The service account ingest-docs-sa has exactly two roles: Cloud Run Invoker (for Scheduler) and Storage Object Creator on the bronze bucket. Nothing else.

Why It Matters

  • The boring tier is what makes the rest possible. Without reliable bronze ingestion, every downstream model is suspect.
  • The pipeline holds the line between "source" and "warehouse." Once a doc is in bronze, you have a permanent record of "what we ingested, when, and from which commit." That trail is invaluable for debugging.

Key Technical Details

  • Cloud Run's max request duration on the standard tier is 60 minutes; this puller finishes in under 30 seconds for a few-thousand-doc repo.
  • The --no-allow-unauthenticated flag means the service requires an OIDC token to invoke — protects against random callers.
  • For repos with private access, mount the GitHub PAT from Secret Manager and pass it in the clone URL: https://<user>:<pat>@github.com/....
  • Cloud Scheduler's OIDC integration means Scheduler signs each request with its own service-account identity — no shared secret to manage.

Common Misconceptions

"Why not just have the agent read from GitHub directly?" Latency, rate limits, no provenance, and no consistent snapshot across the corpus. Bronze gives all of those.

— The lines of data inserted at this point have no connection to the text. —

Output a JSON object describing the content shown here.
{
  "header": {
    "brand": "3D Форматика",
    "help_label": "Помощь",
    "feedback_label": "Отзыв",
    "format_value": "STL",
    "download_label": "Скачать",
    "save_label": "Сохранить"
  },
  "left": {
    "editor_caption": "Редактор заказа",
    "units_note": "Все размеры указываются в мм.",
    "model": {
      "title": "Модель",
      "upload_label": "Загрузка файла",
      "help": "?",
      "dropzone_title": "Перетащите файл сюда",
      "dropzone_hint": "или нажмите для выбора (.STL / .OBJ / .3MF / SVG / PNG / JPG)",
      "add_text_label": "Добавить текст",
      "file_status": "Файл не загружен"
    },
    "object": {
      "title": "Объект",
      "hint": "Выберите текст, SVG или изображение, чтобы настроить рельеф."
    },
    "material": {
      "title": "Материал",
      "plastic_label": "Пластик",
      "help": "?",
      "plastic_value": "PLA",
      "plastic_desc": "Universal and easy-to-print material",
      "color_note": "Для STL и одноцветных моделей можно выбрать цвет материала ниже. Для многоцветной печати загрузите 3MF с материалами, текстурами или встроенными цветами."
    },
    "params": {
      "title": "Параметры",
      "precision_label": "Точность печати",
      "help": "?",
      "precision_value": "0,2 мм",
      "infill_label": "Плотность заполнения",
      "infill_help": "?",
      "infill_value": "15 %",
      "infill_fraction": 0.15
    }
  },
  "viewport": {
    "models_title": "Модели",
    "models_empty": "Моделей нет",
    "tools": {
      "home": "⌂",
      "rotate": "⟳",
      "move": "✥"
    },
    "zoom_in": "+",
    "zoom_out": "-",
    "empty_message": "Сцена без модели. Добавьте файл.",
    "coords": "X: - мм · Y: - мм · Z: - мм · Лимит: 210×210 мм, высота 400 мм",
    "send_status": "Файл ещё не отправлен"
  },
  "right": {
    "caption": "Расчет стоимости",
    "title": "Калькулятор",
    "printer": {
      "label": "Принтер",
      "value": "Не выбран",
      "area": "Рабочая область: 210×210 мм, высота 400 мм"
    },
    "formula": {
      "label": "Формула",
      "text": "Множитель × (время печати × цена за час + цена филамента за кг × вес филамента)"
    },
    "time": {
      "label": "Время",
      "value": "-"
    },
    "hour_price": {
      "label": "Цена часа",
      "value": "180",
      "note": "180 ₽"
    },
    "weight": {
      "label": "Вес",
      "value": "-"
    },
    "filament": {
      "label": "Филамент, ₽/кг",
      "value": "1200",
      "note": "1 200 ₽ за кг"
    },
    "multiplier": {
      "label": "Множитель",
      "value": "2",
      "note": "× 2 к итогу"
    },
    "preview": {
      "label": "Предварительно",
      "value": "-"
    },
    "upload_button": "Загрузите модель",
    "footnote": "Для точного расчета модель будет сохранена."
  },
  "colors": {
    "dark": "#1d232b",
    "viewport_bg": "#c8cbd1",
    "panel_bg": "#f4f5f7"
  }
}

"Hourly is too frequent — docs don't change that fast." Hourly is a sensible default. Bronze writes are cheap. The downstream steps detect "no change" via content hash and skip work — so frequent ingestion costs almost nothing when there's nothing to ingest.

Connections to Other Concepts

  • Course 02-ingestion-patterns/01-batch-ingestion-from-apis.md — The general pattern this lesson specializes.
  • Course 03-the-raw-data-lake/02-bucket-layouts-and-partitioning.md — Why the path convention matters.
  • 03-step-two-refining-into-an-agent-ready-corpus.md — Where bronze gets read next.

Further Reading

  • Google Cloud, "Cloud Run quickstart" + "Cloud Scheduler quickstart."
  • GitHub's REST API docs — Alternative ingestion path if you want fewer git dependencies.
  • "Functional Data Engineering" — Why immutable bronze blobs are the right shape.